Andrew Vlahos

Personal information
- Full name: Andrew Vlahos
- Date of birth: 20 April 1976 (age 50)
- Place of birth: Melbourne, Australia
- Height: 1.71 m (5 ft 7+1⁄2 in)
- Positions: Forward; winger;

Senior career*
- Years: Team / Apps / (Gls)
- 1994–1996: Heidelberg United / 17 / (3)
- 1996–1997: Collingwood Warriors / 24 / (6)
- 1997–1998: Carlton / 44 / (15)
- 1998–1999: Panathinaikos / 2 / (0)
- 1999–2000: A.O. Agios Nikolaos F.C. / 8 / (0)
- 2000–2001: South Melbourne / 39 / (15)
- 2001–2003: Football Kingz / 45 / (9)
- 2003–2005: Cercle Brugge / 59 / (8)
- 2005–2006: Melbourne Victory / 18 / (0)
- 2006–2007: Heidelberg United / 42 / (11)
- 2008–2011: Hume City / 37 / (9)
- 2012: Heidelberg United / 3 / (0)
- 2012–2013: South Melbourne / 22 / (3)
- 2016: Fitzroy City

Managerial career
- 2016–: Fitzroy City

Medal record
Representing Australia
Men's Association football
OFC U-20 Championship
| Winner | 1994 Fiji |  |

= Andrew Vlahos =

Australian-Greek soccer player

Andrew Vlahos (born 20 April 1976) is a former Australian-Greek footballer.

==Biography==
Andrew Vlahos began his senior career at Heidelberg United FC in the National Soccer League from 1994 to 1996. When Heidelberg and Collingwood Football Club formed to make Collingwood Warriors S.C., Vlahos signed for the new club and spent the season there, scoring 6 times in 24 games.
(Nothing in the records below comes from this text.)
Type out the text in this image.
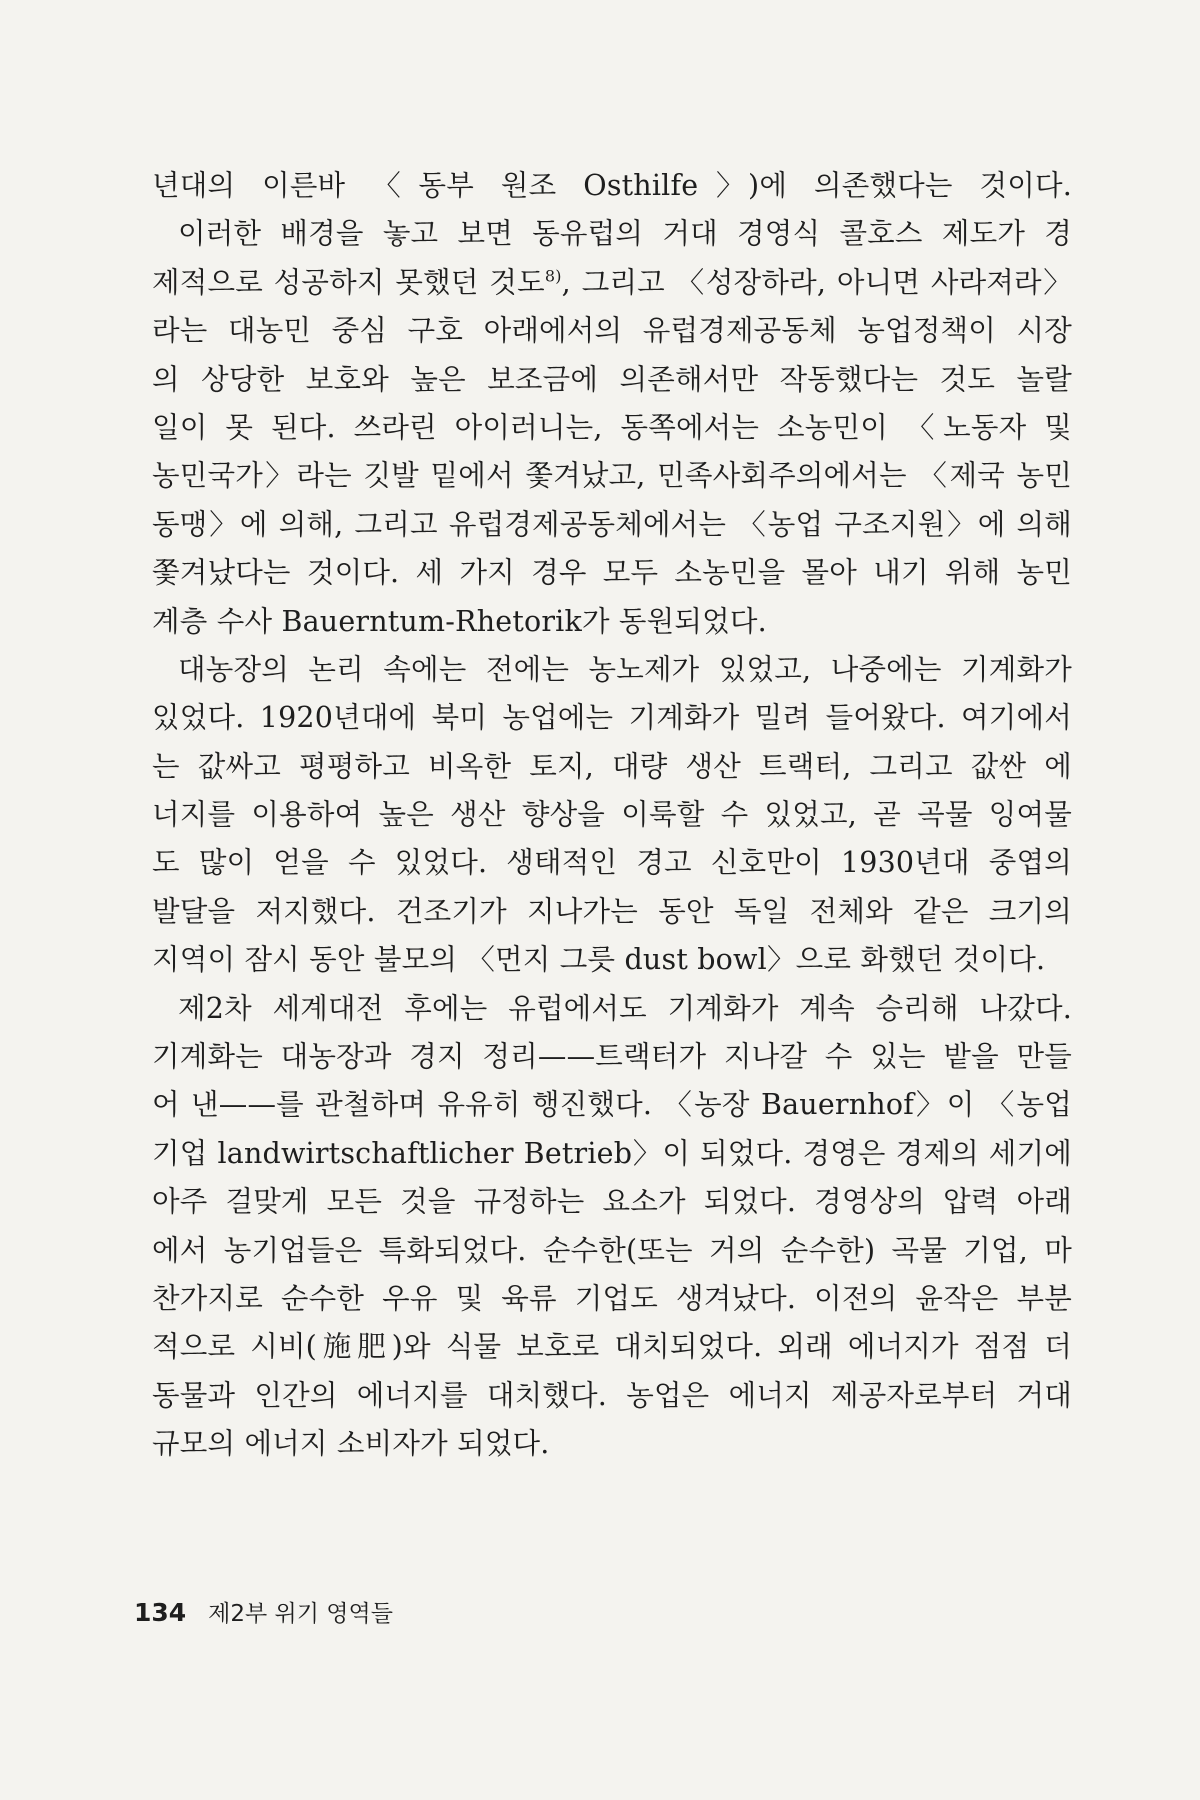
년대의 이른바 〈동부 원조 Osthilfe〉)에 의존했다는 것이다.
이러한 배경을 놓고 보면 동유럽의 거대 경영식 콜호스 제도가 경
제적으로 성공하지 못했던 것도$^{8)}$, 그리고 〈성장하라, 아니면 사라져라〉
라는 대농민 중심 구호 아래에서의 유럽경제공동체 농업정책이 시장
의 상당한 보호와 높은 보조금에 의존해서만 작동했다는 것도 놀랄
일이 못 된다. 쓰라린 아이러니는, 동쪽에서는 소농민이 〈노동자 및
농민국가〉라는 깃발 밑에서 쫓겨났고, 민족사회주의에서는 〈제국 농민
동맹〉에 의해, 그리고 유럽경제공동체에서는 〈농업 구조지원〉에 의해
쫓겨났다는 것이다. 세 가지 경우 모두 소농민을 몰아 내기 위해 농민
계층 수사 Bauerntum-Rhetorik가 동원되었다.
대농장의 논리 속에는 전에는 농노제가 있었고, 나중에는 기계화가
있었다. 1920년대에 북미 농업에는 기계화가 밀려 들어왔다. 여기에서
는 값싸고 평평하고 비옥한 토지, 대량 생산 트랙터, 그리고 값싼 에
너지를 이용하여 높은 생산 향상을 이룩할 수 있었고, 곧 곡물 잉여물
도 많이 얻을 수 있었다. 생태적인 경고 신호만이 1930년대 중엽의
발달을 저지했다. 건조기가 지나가는 동안 독일 전체와 같은 크기의
지역이 잠시 동안 불모의 〈먼지 그릇 dust bowl〉으로 화했던 것이다.
제2차 세계대전 후에는 유럽에서도 기계화가 계속 승리해 나갔다.
기계화는 대농장과 경지 정리——트랙터가 지나갈 수 있는 밭을 만들
어 낸——를 관철하며 유유히 행진했다. 〈농장 Bauernhof〉이 〈농업
기업 landwirtschaftlicher Betrieb〉이 되었다. 경영은 경제의 세기에
아주 걸맞게 모든 것을 규정하는 요소가 되었다. 경영상의 압력 아래
에서 농기업들은 특화되었다. 순수한(또는 거의 순수한) 곡물 기업, 마
찬가지로 순수한 우유 및 육류 기업도 생겨났다. 이전의 윤작은 부분
적으로 시비(施肥)와 식물 보호로 대치되었다. 외래 에너지가 점점 더
동물과 인간의 에너지를 대치했다. 농업은 에너지 제공자로부터 거대
규모의 에너지 소비자가 되었다.
134 제2부 위기 영역들
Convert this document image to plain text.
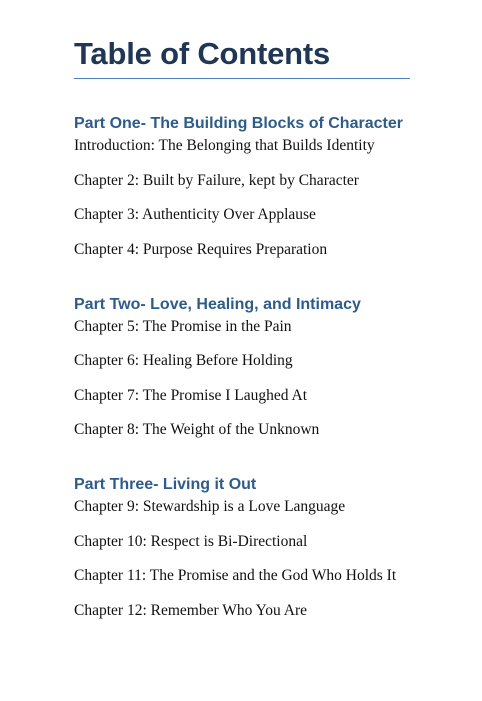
Table of Contents
Part One- The Building Blocks of Character
Introduction: The Belonging that Builds Identity
Chapter 2: Built by Failure, kept by Character
Chapter 3: Authenticity Over Applause
Chapter 4: Purpose Requires Preparation
Part Two- Love, Healing, and Intimacy
Chapter 5: The Promise in the Pain
Chapter 6: Healing Before Holding
Chapter 7: The Promise I Laughed At
Chapter 8: The Weight of the Unknown
Part Three- Living it Out
Chapter 9: Stewardship is a Love Language
Chapter 10: Respect is Bi-Directional
Chapter 11: The Promise and the God Who Holds It
Chapter 12: Remember Who You Are
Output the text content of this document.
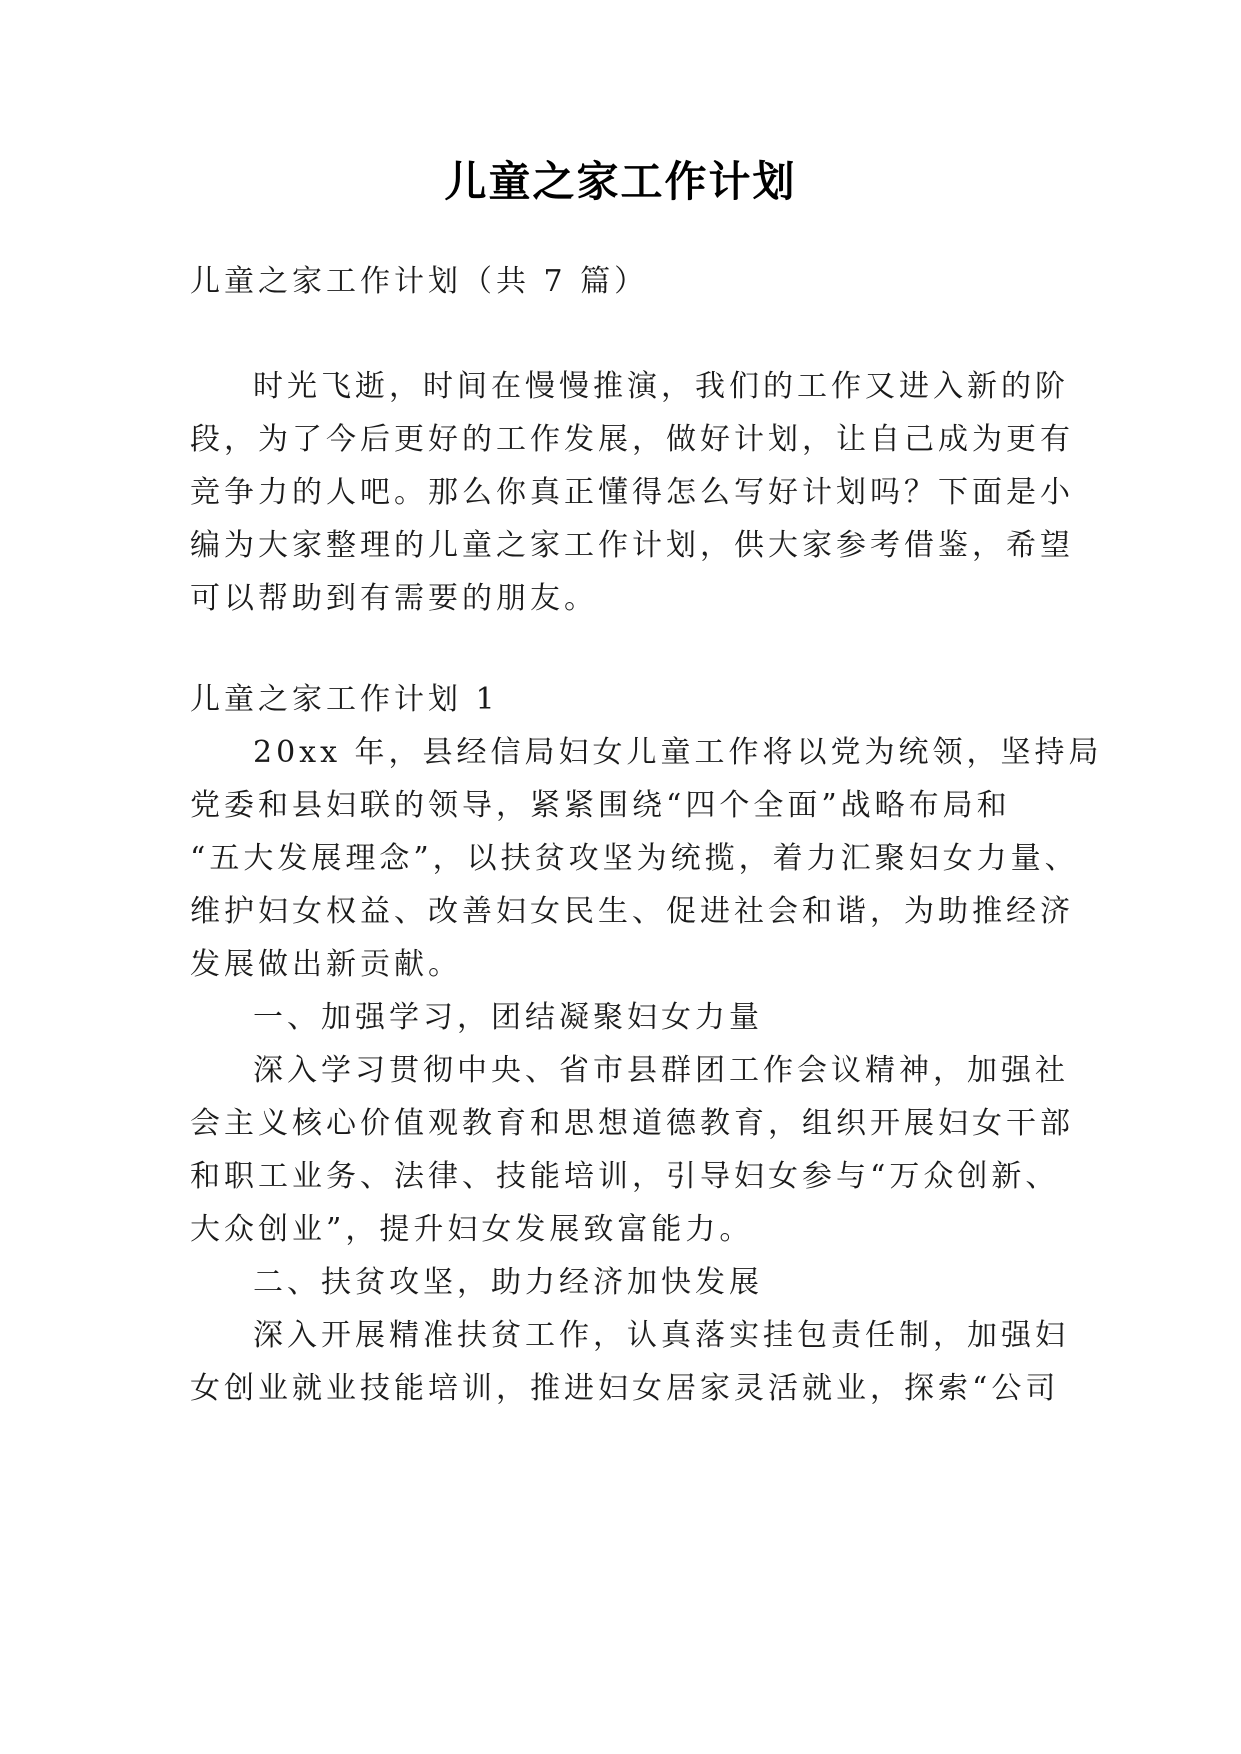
儿童之家工作计划
儿童之家工作计划（共 7 篇）
时光飞逝，时间在慢慢推演，我们的工作又进入新的阶
段，为了今后更好的工作发展，做好计划，让自己成为更有
竞争力的人吧。那么你真正懂得怎么写好计划吗？下面是小
编为大家整理的儿童之家工作计划，供大家参考借鉴，希望
可以帮助到有需要的朋友。
儿童之家工作计划 1
20xx 年，县经信局妇女儿童工作将以党为统领，坚持局
党委和县妇联的领导，紧紧围绕“四个全面”战略布局和
“五大发展理念”，以扶贫攻坚为统揽，着力汇聚妇女力量、
维护妇女权益、改善妇女民生、促进社会和谐，为助推经济
发展做出新贡献。
一、加强学习，团结凝聚妇女力量
深入学习贯彻中央、省市县群团工作会议精神，加强社
会主义核心价值观教育和思想道德教育，组织开展妇女干部
和职工业务、法律、技能培训，引导妇女参与“万众创新、
大众创业”，提升妇女发展致富能力。
二、扶贫攻坚，助力经济加快发展
深入开展精准扶贫工作，认真落实挂包责任制，加强妇
女创业就业技能培训，推进妇女居家灵活就业，探索“公司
The club consequently disbanded and Vlahos moved on to Carlton S.C. A move overseas followed to Greek giant Panathinaikos F.C. followed, but due to a lack of playing time, Vlahos moved to AO Agios Nikolaos for the 1999–2000 season. After that, Vlahos returned home to South Melbourne FC before moving to Football Kingz FC.

Whilst enjoying previous success in the Belgian Jupiler League with Cercle Brugge, Vlahos decided to return home, to play for Melbourne Victory in the inaugural season of the A-League. Then after returning to Heidelberg United in the Victorian Premier League.

In July 2012 he re-joined South Melbourne FC

In January 2015, Vlahos joined Mill Park SC as the club ambassador.

Andy Vlahos joined Fitzroy City Soccer Club in 2016 taking on the job of Head Senior Coach in the Victorian State 2 North West League.